Manufacturers call for drastic EU reform: report

Posted on 7 Apr 2014 by Callum Bentley

Britain’s manufacturers have set out a radical plan to reform the EU and help it focus on lifting the Eurozone out of the economic doldrums.

The proposals from EEF, the manufacturers’ organisation are contained in ‘Europe – A Manifesto for Growth’. They come just six weeks before the European elections in May and follow a business campaign to keep Britain at the heart of the EU.

Proposals include a call for a reduction in the number of European Commissioners and the creation of a powerful new Brussels-based red tape taskforce which would have a similar function to the Better Regulation Executive established in the UK.

EEF, which represents manufacturers from multinational companies to small and medium sized firms, wants the EU to reduce the number of 28 commissioners and re-focus their departments.

The industry group argues there is considerable scope for ‘clustering’ of EU directorates general where It believes there are too many of them, leading to a proliferation of policy development, often with significant conflict and development in silos.

EEF is suggesting where there is policy overlap a board of commissioners could oversee the work of directorates bringing together, for example, the Directorates General of Climate Action and Energy. EEF believes this would deliver much greater integration of policy as well as reduced costs and greater accountability.

In its EU manifesto, designed to promote growth and boost industry, EEF calls on Britain to take a leading role in Europe and focus more on the lucrative multi-billion pound trade deals and extending the highly valuable single market. According to its latest survey 85% of manufacturers would vote to remain in the EU.

The manifesto recommends the EU red tape taskforce should:

• Introduce a rigorous competitiveness test for all new legislation to make sure new regulations that harm business competitiveness are re-thought or dropped.
• Agree a one in one out principle for proposed EU laws.
• Produce an annual statement of the cost of any new EU proposals to business, with the new Parliament encouraged to scrutinise and throw out unnecessary red tape.
• Exempt start-up businesses from new legislation and propose a lighter-touch regimen of red tape for all small and medium sized enterprises.
• Creation of a single Impact Assessment Board to scrutinise all EU Impact Assessments. Proposals which do not receive a positive view from the Board should not proceed until amended.

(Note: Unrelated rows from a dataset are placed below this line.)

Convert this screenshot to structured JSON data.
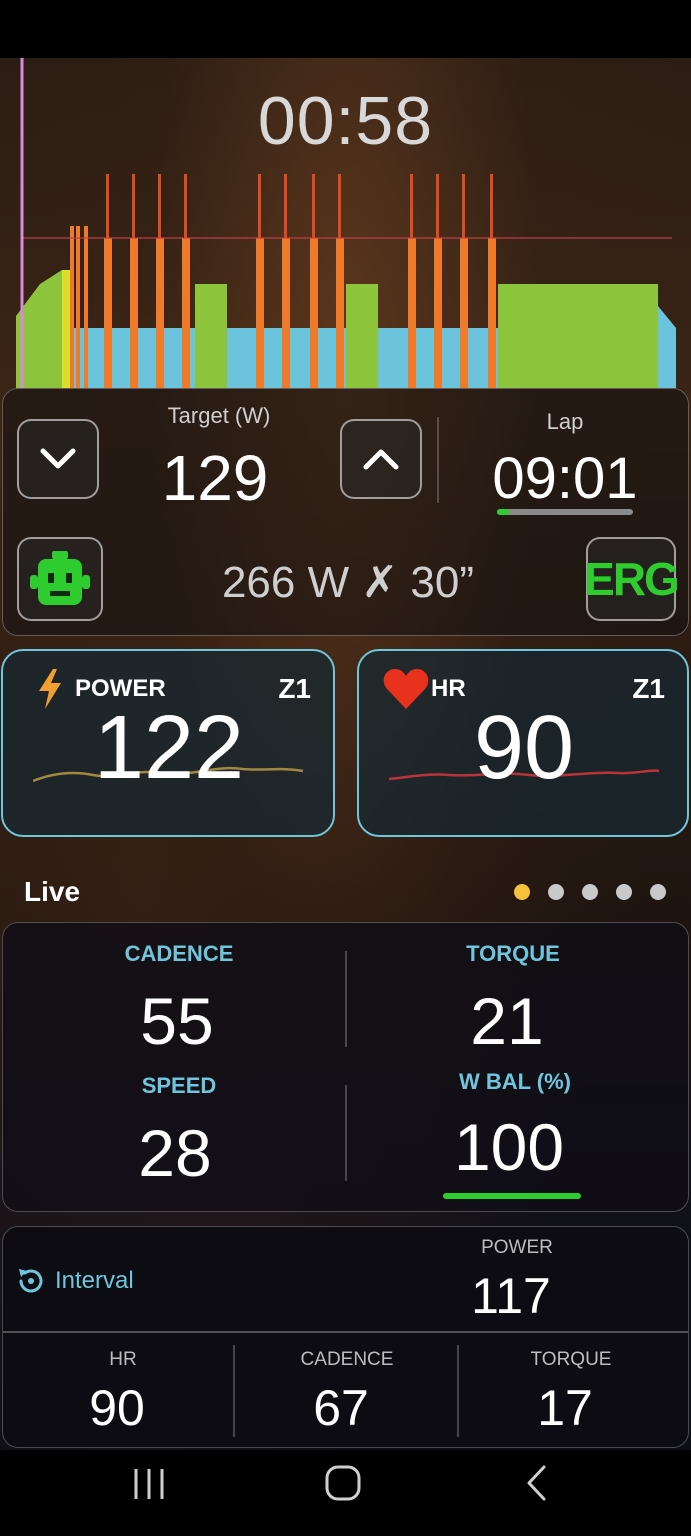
{
  "timer": "00:58",
  "control": {
    "target_label": "Target (W)",
    "target_value": "129",
    "lap_label": "Lap",
    "lap_value": "09:01",
    "lap_progress": 0.09,
    "interval_text": "266 W ✗ 30”",
    "erg_label": "ERG"
  },
  "power_card": {
    "label": "POWER",
    "zone": "Z1",
    "value": "122"
  },
  "hr_card": {
    "label": "HR",
    "zone": "Z1",
    "value": "90"
  },
  "live": {
    "title": "Live",
    "page_count": 5,
    "active_page": 1
  },
  "stats": {
    "cadence_label": "CADENCE",
    "cadence_value": "55",
    "torque_label": "TORQUE",
    "torque_value": "21",
    "speed_label": "SPEED",
    "speed_value": "28",
    "wbal_label": "W BAL (%)",
    "wbal_value": "100",
    "wbal_progress": 1.0
  },
  "interval": {
    "label": "Interval",
    "power_label": "POWER",
    "power_value": "117",
    "hr_label": "HR",
    "hr_value": "90",
    "cadence_label": "CADENCE",
    "cadence_value": "67",
    "torque_label": "TORQUE",
    "torque_value": "17"
  },
  "colors": {
    "accent_cyan": "#6fc6dc",
    "accent_green": "#2ecc2e",
    "heart_red": "#e8321e",
    "bolt_orange": "#f0a030",
    "page_dot_active": "#f5c23a"
  }
}
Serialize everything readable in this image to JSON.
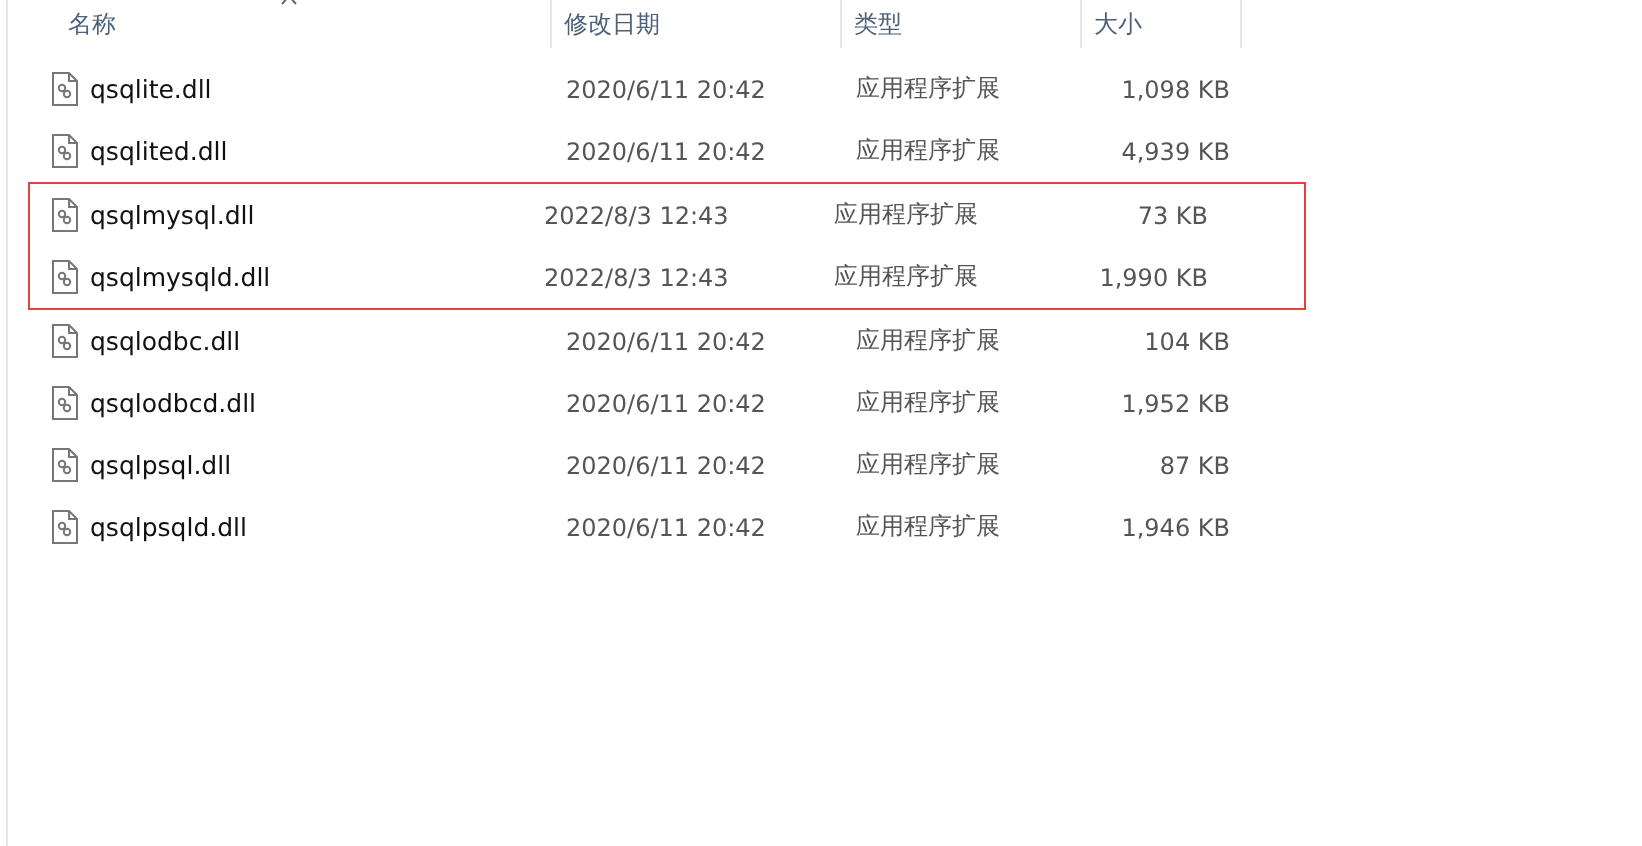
{
  "columns": [
    {
      "label": "名称",
      "sorted": true
    },
    {
      "label": "修改日期",
      "sorted": false
    },
    {
      "label": "类型",
      "sorted": false
    },
    {
      "label": "大小",
      "sorted": false
    }
  ],
  "rows": [
    {
      "name": "qsqlite.dll",
      "date": "2020/6/11 20:42",
      "type": "应用程序扩展",
      "size": "1,098 KB",
      "highlighted": false
    },
    {
      "name": "qsqlited.dll",
      "date": "2020/6/11 20:42",
      "type": "应用程序扩展",
      "size": "4,939 KB",
      "highlighted": false
    },
    {
      "name": "qsqlmysql.dll",
      "date": "2022/8/3 12:43",
      "type": "应用程序扩展",
      "size": "73 KB",
      "highlighted": true
    },
    {
      "name": "qsqlmysqld.dll",
      "date": "2022/8/3 12:43",
      "type": "应用程序扩展",
      "size": "1,990 KB",
      "highlighted": true
    },
    {
      "name": "qsqlodbc.dll",
      "date": "2020/6/11 20:42",
      "type": "应用程序扩展",
      "size": "104 KB",
      "highlighted": false
    },
    {
      "name": "qsqlodbcd.dll",
      "date": "2020/6/11 20:42",
      "type": "应用程序扩展",
      "size": "1,952 KB",
      "highlighted": false
    },
    {
      "name": "qsqlpsql.dll",
      "date": "2020/6/11 20:42",
      "type": "应用程序扩展",
      "size": "87 KB",
      "highlighted": false
    },
    {
      "name": "qsqlpsqld.dll",
      "date": "2020/6/11 20:42",
      "type": "应用程序扩展",
      "size": "1,946 KB",
      "highlighted": false
    }
  ]
}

Terry Scuoler, Chief Executive of EEF, said: “These elections come at a critical time for the EU. We need all UK parties to come forward with a positive message both about our role in Europe and, how they will seek to evolve its priorities and institutions. This will ensure it is fit for the future, more accountable and focused on growth, all of which are critical for business and for voters.

“A major start would be a cull in the number of directorates, which all have a mandate to propose legislation and, 28 Commissioners who wish to use their term in office to deliver specific policies. This has created a policy and political machine, which churns out new initiatives, directives and regulations which are often developed in isolation, without regard for their impact on competition and growth.

“The Council should look to cut the number of commissioners and control their departments in a more co-ordinated and effective way. This would not only make them more accountable and growth focused but would provide EU taxpayers with better value for money.”

Mr Scuoler added: “We strongly support Britain’s continued membership of the EU. The Commission and the other EU institutions must now work tirelessly to support business and industry and, promote economic growth. The proliferation of commissioners and departments is hampering that effort and with a newly elected parliament and commission we have an ideal opportunity to call a halt to this damaging trend.”